News and Opinion from Sisters, Oregon
The selection of a family for a Habitat for Humanity home is just the start of a process that can take nearly two years to complete. Conventional home ownership has a family moved in, unpacked and rearranging the landscaping in the time it takes a Habitat family to build enough “sweat equity” to break ground on their homesite.
After that, there are months of working with the volunteers who are building the home and contributing more sweat equity into the house — in many cases holding together a job and family all the while.
Sisters Habitat for Humanity Executive Director Sharlene Weed says that qualifying often provides a sense of stability to families who have not experienced that in their housing situations.
Once they are in their homes, with a mortgage that they know is manageable, they can start to focus on a family’s other needs.
The Sisters Habitat affiliate has built 31 homes since 1991, and of those, only five have changed hands. Three were sold to other Habitat families and two sold on the open market, according to Weed.
There are three main criteria a family must meet; first is a need for housing. Present housing must be inadequate in terms of soundness, space for the size of the family, or with a rent that is too high for the family income to sustain.
Second is the ability to pay a Habitat mortgage. Those mortgages average around $450 per month, including taxes and insurance. Third is willingness to partner with Habitat, putting in the 500 minimum hours of sweat equity required, understanding that it is a volunteer organization and realizing that they will be a public family for a while as their home is being built.
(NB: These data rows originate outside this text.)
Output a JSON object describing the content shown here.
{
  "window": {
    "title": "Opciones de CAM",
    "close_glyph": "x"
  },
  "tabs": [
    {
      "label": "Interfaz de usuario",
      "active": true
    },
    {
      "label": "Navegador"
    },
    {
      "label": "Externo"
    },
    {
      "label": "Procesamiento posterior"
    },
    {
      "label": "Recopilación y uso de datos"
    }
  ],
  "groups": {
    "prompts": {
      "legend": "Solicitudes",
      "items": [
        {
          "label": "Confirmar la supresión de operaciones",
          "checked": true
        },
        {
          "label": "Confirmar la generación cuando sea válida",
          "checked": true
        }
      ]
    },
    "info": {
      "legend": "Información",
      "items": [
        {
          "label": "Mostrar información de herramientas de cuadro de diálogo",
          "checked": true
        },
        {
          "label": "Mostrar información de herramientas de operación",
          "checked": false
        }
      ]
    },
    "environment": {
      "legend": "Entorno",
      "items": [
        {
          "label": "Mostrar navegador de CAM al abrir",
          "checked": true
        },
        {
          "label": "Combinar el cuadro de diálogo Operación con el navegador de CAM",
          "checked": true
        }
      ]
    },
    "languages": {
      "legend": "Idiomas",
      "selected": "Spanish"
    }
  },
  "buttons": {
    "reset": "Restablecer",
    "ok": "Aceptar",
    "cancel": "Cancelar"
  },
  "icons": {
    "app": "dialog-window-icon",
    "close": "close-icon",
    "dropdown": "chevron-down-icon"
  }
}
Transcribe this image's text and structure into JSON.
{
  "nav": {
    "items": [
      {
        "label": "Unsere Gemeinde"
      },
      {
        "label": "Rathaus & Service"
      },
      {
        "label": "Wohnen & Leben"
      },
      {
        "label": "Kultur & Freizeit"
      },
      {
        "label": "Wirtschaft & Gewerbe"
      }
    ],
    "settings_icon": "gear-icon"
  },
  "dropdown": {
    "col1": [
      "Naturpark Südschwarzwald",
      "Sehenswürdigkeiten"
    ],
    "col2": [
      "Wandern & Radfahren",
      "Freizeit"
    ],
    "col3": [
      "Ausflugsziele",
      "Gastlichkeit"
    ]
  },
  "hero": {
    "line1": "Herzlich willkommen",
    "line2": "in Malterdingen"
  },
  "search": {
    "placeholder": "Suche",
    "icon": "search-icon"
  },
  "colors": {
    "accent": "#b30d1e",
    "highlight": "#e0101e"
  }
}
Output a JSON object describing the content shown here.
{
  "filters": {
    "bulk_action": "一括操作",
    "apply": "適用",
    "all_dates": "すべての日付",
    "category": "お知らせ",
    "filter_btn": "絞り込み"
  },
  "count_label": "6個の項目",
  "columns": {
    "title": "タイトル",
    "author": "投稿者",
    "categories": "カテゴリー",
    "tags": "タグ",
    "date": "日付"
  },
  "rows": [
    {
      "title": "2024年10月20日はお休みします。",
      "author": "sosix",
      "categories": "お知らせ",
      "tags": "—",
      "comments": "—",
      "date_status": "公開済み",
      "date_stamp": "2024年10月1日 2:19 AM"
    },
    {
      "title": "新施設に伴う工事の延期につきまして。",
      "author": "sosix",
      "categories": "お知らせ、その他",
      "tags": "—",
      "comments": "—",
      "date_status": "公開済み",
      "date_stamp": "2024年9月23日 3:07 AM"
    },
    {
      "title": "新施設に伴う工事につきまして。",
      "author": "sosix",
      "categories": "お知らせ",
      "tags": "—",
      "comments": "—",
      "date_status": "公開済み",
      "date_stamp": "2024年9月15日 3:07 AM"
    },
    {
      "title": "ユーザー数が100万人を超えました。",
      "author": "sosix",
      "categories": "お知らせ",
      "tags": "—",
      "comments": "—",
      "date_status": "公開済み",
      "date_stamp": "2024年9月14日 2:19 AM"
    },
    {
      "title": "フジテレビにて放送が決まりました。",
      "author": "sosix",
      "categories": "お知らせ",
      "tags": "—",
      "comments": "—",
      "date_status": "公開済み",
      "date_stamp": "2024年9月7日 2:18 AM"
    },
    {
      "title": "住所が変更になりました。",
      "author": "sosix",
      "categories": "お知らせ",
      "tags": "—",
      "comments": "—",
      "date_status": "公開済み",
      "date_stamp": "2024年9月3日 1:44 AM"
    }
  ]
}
Throughout the process, each family is assigned two “family partners.” The family partners commit to walking the family through each step of the long and sometimes arduous process of home building. They meet monthly with the family, and when building is underway, they are there on an almost daily basis to answer questions and be the liaison between the family and Habitat. “They are important by being the contact between the worksite and the family,” said Weed.
Their encouragement is invaluable in the whole process, she added.
The design standards of the homes are set by Habitat for Humanity International. Some flexibility is allowed to comply with city regulations, said Weed.
The family must show a stable income for at least a year, said Weed.
The Habitat mortgage payments go into a revolving fund in Sisters, used to build more homes in the town. Also, the Habitat Thrift Store exists to support the building program and to provide funds for staff salaries.
The biggest thorn in the side of Sisters Habitat for Humanity is the lack of affordable land within the Habitat area, which is the Sisters School District. To that end, the organization has deemed it necessary to build townhomes more recently.
“It is an adjustment for us and for the families to have to build townhomes,” said Weed.